When the hit man is getting ready to fire the gun by the escalator, he looks up and sees the entire group of people on the escalator coming down. In the subsequent shot, due to the ceiling, all he can see are the legs of the people at the front of the group.
One sequence shows a jet aircraft landing. The approach shows a Boeing 707 or similar; a close up of the landing gear is a Boeing B-52; and the aircraft at the boarding ramp is a Boeing 747.
While talking to McCloud about a retired hit man Sgt. Thatcher refers to Clifford as Captain Peter J. Clifford. Clifford's rank in the series was Chief, not Captain.Characters throughout the series referred to Chief Clifford as both Chief and as Captain. Both are correct under the NYC police command structure.There is no Police Chief. Clifford was Chief of Detectives, with the rank of Captain. The NYC police department is headed by a Police Commissioner, and a Deputy Commissioner. Under them are various Chief of Precinct ranks. So, this is not a character Goof.

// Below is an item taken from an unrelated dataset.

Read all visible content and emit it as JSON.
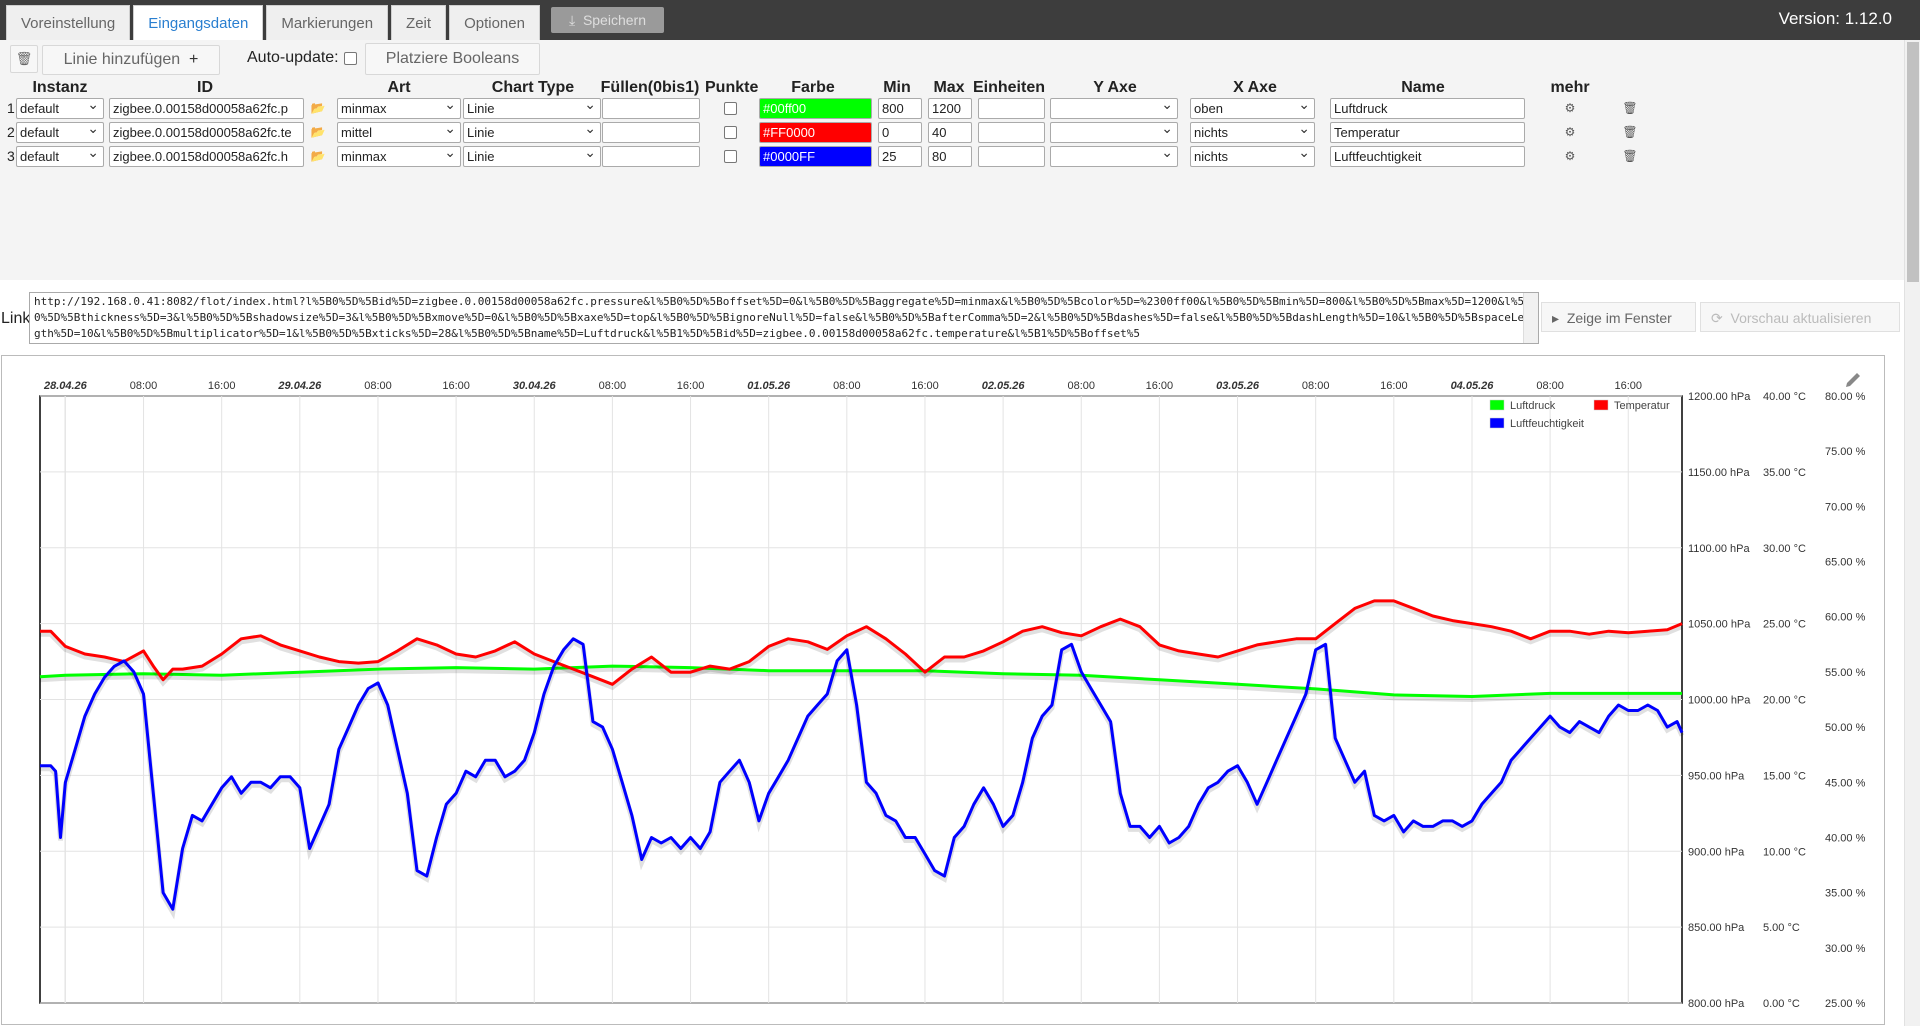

McCloud rushes into the warehouse with the artwork. He gets everyone to take cover and engages in some gun-play with the button man. At one point, McCloud is behind some wooden boxes and some plywood juts out from the boxes. McCloud's face and right hand (with his .45) are exposed to the camera. But his face is presumably behind the boxes to the hit-man, while his gun hand is exposed to the button man. A squib goes off in the upper right corner of the plywood, signifying that a bullet from the hit-man has just struck there. Had this really been a bullet striking that corner, it would have gone through the plywood and hit McCloud's wrist. Obviously, this does not happen and McCloud gets his man once again.
Right after Clifford tell McCloud that he is assigning him to guard Yerby while Yerby is in New York, the scene changes to a New York airport (LaGuardia or Kennedy?) where McCloud will meet Yerby. However, one of those airport scenes is clearly Dulles Airport, in northern Virginia, about 25 miles to the west of Washington, DC.
The button man holds up in a fleabag hotel in New York. As it turns out the reason he has chosen such a cheap hotel is because it is across the street from a tailor's shop where his intended victim will be visiting soon. But his victim is wealthy therefore the tailor's shop would obviously be a high-class establishment. So why would a run-down fleabag hotel be across the street from a high-class tailor shop? Such establishments would be in different sections of New York, not across the street from each other.
Towards the end, when McCloud has focused on the son as the one who hired the hit-man, Mrs. Yerby volunteers to call the police to arrest her son. McCloud tells her to call Sergeant Thatcher and gives her a phone number to call. McCloud then walks out the door, relying upon Mrs. Yerby to carry out her pledge to turn in her own son. No police officer would make such an error (particularly since Mrs. Yerby had only recently been eliminated as a suspect and could conceivably still be a perpetrator). Instead, McCloud would have been derelict in his duties if he had not called it in himself, or better yet, called it in on his squad car's radio.